When addressing payment friction, the industry should consider two key aspects:
- Consumer behavior patterns
- Regional specifics
Credit card usage around the world is largest in the western world. In many countries in Asia, however, a switch to eWallets has grown faster than credit cards.
In the United States and Canada, where convenience in payments plays a crucial role, contactless and CHIP transactions are mass-adopted, with digital payments surpassing cash as early as 2016. In Europe, however, purchasers’ behavior is considerably more fragmented. While UK, Ireland, and Spain are contactless markets, Germany is still very much a debit market (even though contactless payments are large scale-promoted by merchants) and, except for a few apps, eWallet transactions are almost a statistical aberration.
21% of Italian population uses prepaid cards, while only 5% do so in France. Over one in three Russians pay with eWallets, with Yandex.Money being the leading provider. Southeast Asia is historically a contactless market, but regional eWallets (such as Boost in Malaysia, or GrabPay in Singapore) are taking a significant share of the market, encouraged by the success of goliaths such as AliPay and WeChat Pay.

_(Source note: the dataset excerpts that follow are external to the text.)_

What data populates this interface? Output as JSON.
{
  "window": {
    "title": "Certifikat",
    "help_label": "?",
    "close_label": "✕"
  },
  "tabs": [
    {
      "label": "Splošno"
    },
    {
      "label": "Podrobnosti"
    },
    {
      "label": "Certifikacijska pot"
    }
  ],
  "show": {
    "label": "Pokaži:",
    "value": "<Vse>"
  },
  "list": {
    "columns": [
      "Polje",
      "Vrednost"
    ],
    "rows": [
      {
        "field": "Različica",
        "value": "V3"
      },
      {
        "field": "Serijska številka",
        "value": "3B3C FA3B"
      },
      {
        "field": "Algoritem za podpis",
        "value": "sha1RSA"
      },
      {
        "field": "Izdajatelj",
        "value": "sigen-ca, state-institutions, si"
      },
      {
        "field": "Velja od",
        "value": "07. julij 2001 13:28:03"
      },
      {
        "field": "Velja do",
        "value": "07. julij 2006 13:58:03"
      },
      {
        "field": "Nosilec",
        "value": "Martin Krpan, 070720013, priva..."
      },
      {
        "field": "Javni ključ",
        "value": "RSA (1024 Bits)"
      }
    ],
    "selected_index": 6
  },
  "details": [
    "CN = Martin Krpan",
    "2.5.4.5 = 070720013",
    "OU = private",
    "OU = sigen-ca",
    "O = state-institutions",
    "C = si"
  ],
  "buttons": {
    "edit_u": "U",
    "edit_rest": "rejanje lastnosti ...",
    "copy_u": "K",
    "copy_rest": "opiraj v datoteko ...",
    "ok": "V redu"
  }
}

China is again entirely different: according to a recent Alipay and Nielsen survey, 92% of Chinese outbound tourists are “more likely to pay with a mobile phone if a merchant accepted Chinese mobile payment systems,” and 89% “would be more likely to shop and spend locally.” The fragmentation of consumers’ payment touchpoints is so central in any industry that most credit card issuers started asking themselves how to stay relevant in a world that shifted to digital payment services almost overnight. The bottom line is that having a payment strategy in place without taking economic, cultural, and political factors into consideration would be a dangerous mistake.
The ability of hotel companies to remove (or at least reduce) the transactional friction from the guest experience relies in large part on the capacity to make payments as “invisible” as possible. In an over-fragmented market, where innovation and experimentation are siloed, multinational companies should implement an abstraction layer to facilitate interoperability and to provide a unified experience to both guests and staff, no matter their location.
Once transactional exchanges have been reduced to the point where they become almost unperceivable, hotel staff can better focus on taking care of guests’ needs. It’s worth remembering that transactions, per se, are not a service provided to the guests, but a service provided to the companies. By this interpretation, self-check-in, mobile keys, and all the elements that made guest service great, become much easier to implement when the payment part has already been taken care of.